Academic background
- Alma mater: University of Durban-Westville (B.Eng.) University of Natal (M.S.) Virginia Tech (Ph.D.)

Academic work
- Discipline: Electrical engineering
- Sub-discipline: Power engineering Renewable energy technology
- Institutions: Newcastle University (1988–1990) University of New Orleans (1990–1995) Clarkson University (1995–2007) Concordia University (2008–present)

= Pragasen Pillay =

South African engineer (born 1958)

Pragasen Pillay (born 1958) is a South African electrical engineer known for his research in power engineering and renewable energy technology. He has been a professor at Concordia University since 2008. Before that, he was a professor at Clarkson University from 1995 to 2007. He was appointed as an honorary professor at the University of Cape Town in 2017.

== Education ==
Pillay was born in 1958. From 1978 to 1983, he studied electrical engineering at present-day University of KwaZulu-Natal. He completed a B.Eng. in 1981 at the University of Durban–Westville, supported by a scholarship from Anglo American, and then completed an M.S. in 1983 at the University of Natal, supported by the Council for Scientific and Industrial Research. While a student, he was a trainee engineer at Mondi SA in 1980 and an electrical engineer at the Electricity Supply Commission of South Africa in 1984.

Later in 1984, he moved to Blacksburg, Virginia to pursue his Ph.D. in electrical engineering at the Virginia Polytechnic Institute and State University. His research was supported by a Fulbright Scholarship and was completed in 1987. He was inducted into Phi Kappa Phi in Virginia. In later years he was certified as a chartered electrical engineer in the United Kingdom and a registered professional engineer in Ontario, Canada.

== Academic career ==
Between 1988 and 1990, he was a lecturer at Newcastle University in Newcastle upon Tyne, England. In August 1990, he returned to the United States as a lecturer at the University of New Orleans, a position he held for the next five years. During that time he was associate director of the university's Center for the Application of Power and Instrumentation from 1990 to 1993 and then the director of the centre's Industry Applications and Energy Conversion programme from 1993 to 1995. On the side he did consulting work: while in Newcastle he consulted for British Gas, Sevcon, and Pakcenter, and in the United States he consulted for the Kollmorgen Corporation, Certek Corporation, Entergy Enterprises, and Powertronics. He also visited the Oak Ridge National Laboratory as research faculty in the summer of 1994.

Between August 1995 and August 2007, he was the Jean Newell Distinguished Professor in Engineering at Clarkson University in Potsdam, New York; he was tenured as a professor of electrical and chemical engineering in 1997. During that time he was the Danfoss Visiting Professor at Aalborg University in Denmark in 2001.

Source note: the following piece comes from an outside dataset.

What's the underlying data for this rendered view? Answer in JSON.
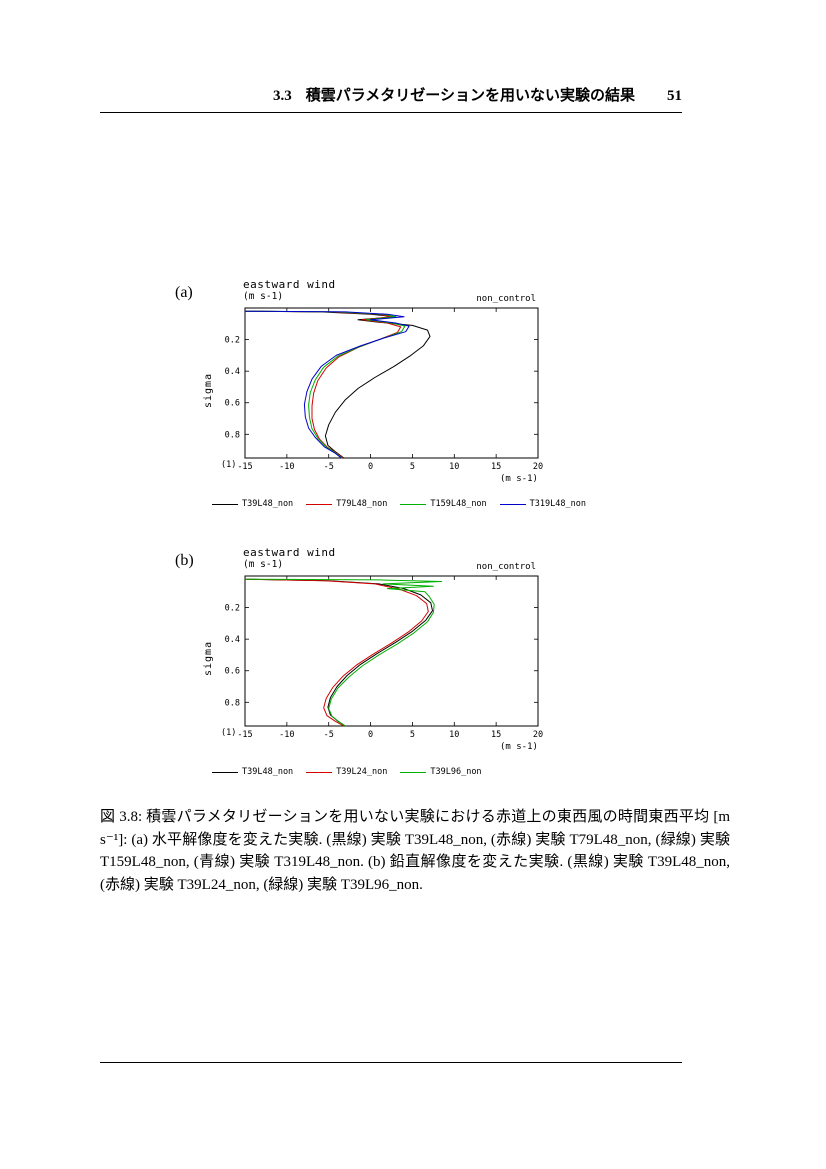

In January 2008, Pillay joined Concordia University in Montréal, Canada as a professor. From 2009 to 2020, he held a Senior Industrial Research Chair co-sponsored by the Natural Sciences and Engineering Research Council and Hydro-Québec. At Concordia, he is a member of the Power Engineering and Energy Research Group. He is particularly well known for his research on power engineering and renewable energy technologies.'

Alongside his appointment in Canada, in January 2017 he was appointed as an honorary professor in electrical engineering at the University of Cape Town, where he had served as an adjunct professor in the Department of Electrical Engineering since January 1999.'

== Honours and awards ==
Pillay has served in various positions in committees of the Institute of Electrical and Electronics Engineers (IEEE), and he won prize paper awards from the association in 1987 and 2003. In 2005 the IEEE Industry Applications Society (IAS) named him as an IEEE IAS Fellow for his contributions to switched reluctance and permanent magnet motor drives. In later years he was named as an IEEE IAS Distinguished Lecturer in 2012 to 2013 and as IEE IAS Prominent Lecturer in 2014 to 2015. In 2015 he won the IAS Outstanding Achievement Award.

In South Africa, he won the 2006 T. W. Kambule Award for Senior Black Researchers, presented by the South African National Science and Technology Forum and sponsored by the National Research Foundation. On 28 October 2008, South African President Kgalema Motlanthe inducted him into the Order of Mapungubwe, awarding him the prize in silver "For his excellent achievement in and contribution to the field of energy conservation." He is also a member of the Academy of Science of South Africa, as well as a fellow of the United Kingdom's Institution of Engineering and Technology.